La batalla por las materias primas del ánodo

CATL
CATL ya no está sola. Chery también quiere su trozo del pastel.

El desarrollo técnico de estos componentes ha desatado una intensa competencia entre los proveedores de la cadena de suministro, quienes centran sus esfuerzos en dos variantes de carbono duro: las derivadas del carbón y las sintéticas basadas en resinas. Compañías como Wanhua Chemical mantienen programas de ingeniería en paralelo para cubrir diferentes estrategias de coste y rendimiento mecánico demandadas por la industria automotriz. El uso de resina fenólica sintética de alta calidad permite alcanzar una capacidad específica de 335 mAh/g, asegurando además parámetros de descarga continua de alta tasa, aproximadamente 10C. 

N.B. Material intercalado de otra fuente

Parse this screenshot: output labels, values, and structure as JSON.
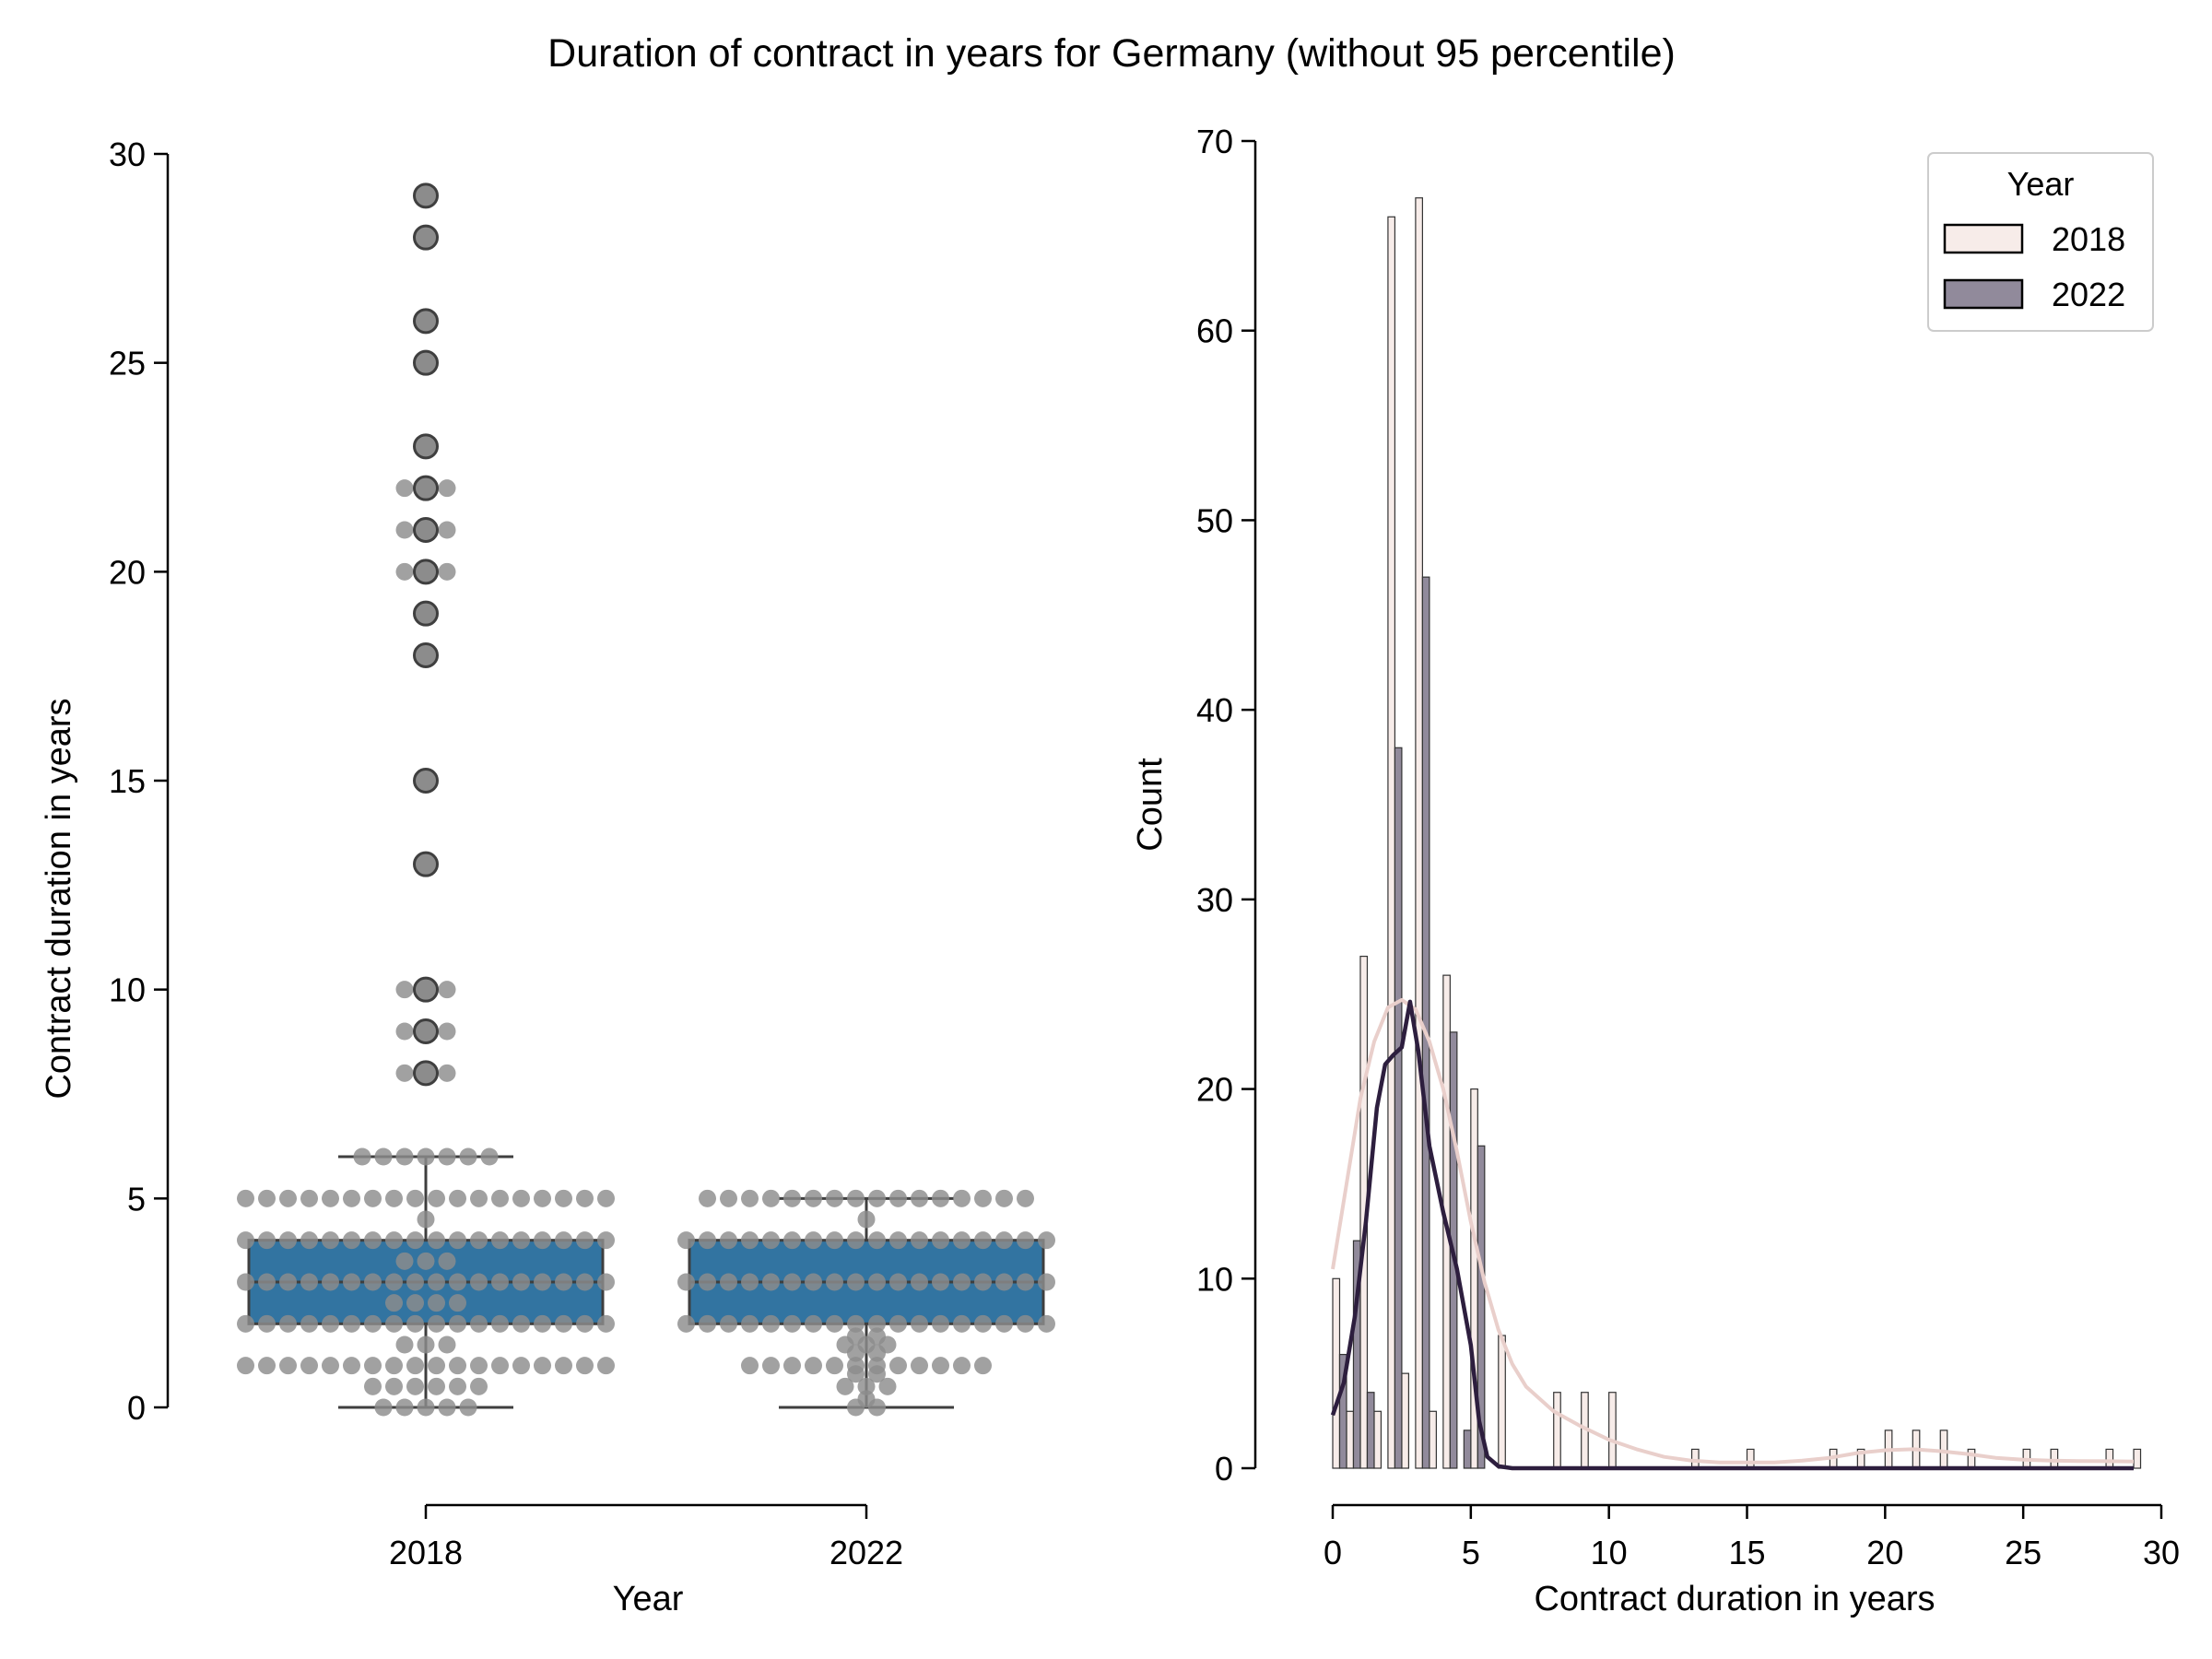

Por otro lado, las alternativas derivadas del carbón aprovechan subproductos locales abundantes para forzar la reducción de los costes de fabricación. Durante el año 2024, el coste del carbono duro fluctuó entre los 60.000 yuanes (7.650 euros) y los 70.000 yuanes (8.920 euros) por tonelada. Sin embargo, las proyecciones industriales apuntan a un descenso hasta los 35.000 yuanes (4.460 euros) por tonelada.

Esta reducción en el coste de los componentes acelera el proceso para que las baterías de sodio alcancen la paridad de precio con las de litio, fijando un objetivo base de 40.000 yuanes (5.100 euros) por tonelada de material. La optimización del gasto en suministros permite que la planta de 6,5 GWh reduzca significativamente el coste final del ensamblaje de las celdas, facilitando su integración en el abanico de químicas disponibles para vehículos eléctricos.